All of the olefinically unsaturated acids listed above and their halogenated derivatives and Anhydrides are hereinafter referred to as "a, /? - olefinically unsaturated lower aliphatic acids ”.

The preferred monomers according to the invention are acrylic acids of the general structural formula

CH ₂ = C-COOH

are cross-linked, in which M is Si or Sn, for use in liquid and paste-like dentifrices, Jellies, creams and ointments for medical purposes, hairdressing preparations, solid laxatives and the like.

in which A is hydrogen, halogen or a lower alkyl radical. Typical acrylic acids of this class are acrylic acid itself, methacrylic acid, ethacrylic acid, cc-haloacrylic acids as well as a practically equimolar mixture of maleic anhydride and another polymerizable therewith Monomers. α-Haloacrylic acids are easily formed on the halogen substituent hydrolyzed by hydroxyl and lactone groups. Of the above acids, acrylic acid becomes particular preferred because it is cheap and readily available and also forms particularly good polymers.

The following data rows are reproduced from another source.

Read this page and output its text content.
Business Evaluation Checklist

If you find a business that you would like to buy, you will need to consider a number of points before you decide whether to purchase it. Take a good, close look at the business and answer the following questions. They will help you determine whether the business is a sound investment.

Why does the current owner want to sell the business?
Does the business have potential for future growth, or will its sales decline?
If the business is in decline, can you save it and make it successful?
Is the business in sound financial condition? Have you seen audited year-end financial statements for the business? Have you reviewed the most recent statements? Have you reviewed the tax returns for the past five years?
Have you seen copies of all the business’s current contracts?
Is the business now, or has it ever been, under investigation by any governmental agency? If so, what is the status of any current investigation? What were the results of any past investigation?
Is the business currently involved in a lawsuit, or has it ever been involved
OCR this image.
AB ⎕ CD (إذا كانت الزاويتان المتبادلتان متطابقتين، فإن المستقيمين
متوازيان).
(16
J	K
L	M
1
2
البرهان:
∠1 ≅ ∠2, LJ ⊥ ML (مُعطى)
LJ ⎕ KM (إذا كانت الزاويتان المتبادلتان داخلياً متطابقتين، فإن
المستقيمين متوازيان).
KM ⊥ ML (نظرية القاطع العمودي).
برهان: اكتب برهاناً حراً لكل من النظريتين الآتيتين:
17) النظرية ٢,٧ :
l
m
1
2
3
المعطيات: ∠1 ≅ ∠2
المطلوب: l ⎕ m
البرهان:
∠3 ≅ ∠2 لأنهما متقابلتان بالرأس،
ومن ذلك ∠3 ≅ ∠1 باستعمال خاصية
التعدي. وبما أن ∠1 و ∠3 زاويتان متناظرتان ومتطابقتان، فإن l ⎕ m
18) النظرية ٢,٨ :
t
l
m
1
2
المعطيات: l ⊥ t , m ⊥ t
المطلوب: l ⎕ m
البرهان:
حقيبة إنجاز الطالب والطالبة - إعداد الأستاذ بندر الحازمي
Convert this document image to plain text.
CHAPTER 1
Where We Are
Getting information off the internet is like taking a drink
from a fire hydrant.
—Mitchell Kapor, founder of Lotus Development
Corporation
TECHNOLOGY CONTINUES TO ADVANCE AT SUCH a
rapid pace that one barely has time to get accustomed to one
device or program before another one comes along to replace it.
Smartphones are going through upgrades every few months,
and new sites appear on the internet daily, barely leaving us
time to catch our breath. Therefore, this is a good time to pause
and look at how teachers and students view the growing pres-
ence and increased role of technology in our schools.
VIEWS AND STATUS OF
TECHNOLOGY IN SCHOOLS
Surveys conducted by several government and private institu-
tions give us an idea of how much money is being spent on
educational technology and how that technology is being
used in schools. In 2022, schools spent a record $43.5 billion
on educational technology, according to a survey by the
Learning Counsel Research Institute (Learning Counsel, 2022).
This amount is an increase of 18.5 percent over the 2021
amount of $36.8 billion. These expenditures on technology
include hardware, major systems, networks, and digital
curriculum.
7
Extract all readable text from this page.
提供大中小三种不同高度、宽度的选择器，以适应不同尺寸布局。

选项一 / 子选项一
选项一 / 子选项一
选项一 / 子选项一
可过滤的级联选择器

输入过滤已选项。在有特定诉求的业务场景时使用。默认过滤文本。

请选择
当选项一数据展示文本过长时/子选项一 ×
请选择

The amounts of monomers used to make the multicomponent interpolymers can similarly vary. Since the swellability (or the swelling index) of the weakly crosslinked copolymers depends mainly on the presence of small amounts of carboxyl groups in the copolymer chain, it is usually desirable to use the maximum number of carboxyl group-containing monomers and the minimum of other monomeric constituents that are required for the Water sensitivity, dispersibility, emulsifiability, thickening ability and other properties is allowed. Therefore in these mixed polymers, the carboxyl group-containing monomers should never be less than 10 ° / _0, and preferably not less than 20%, based on the weight of the entire monomeric mixture, constituting as.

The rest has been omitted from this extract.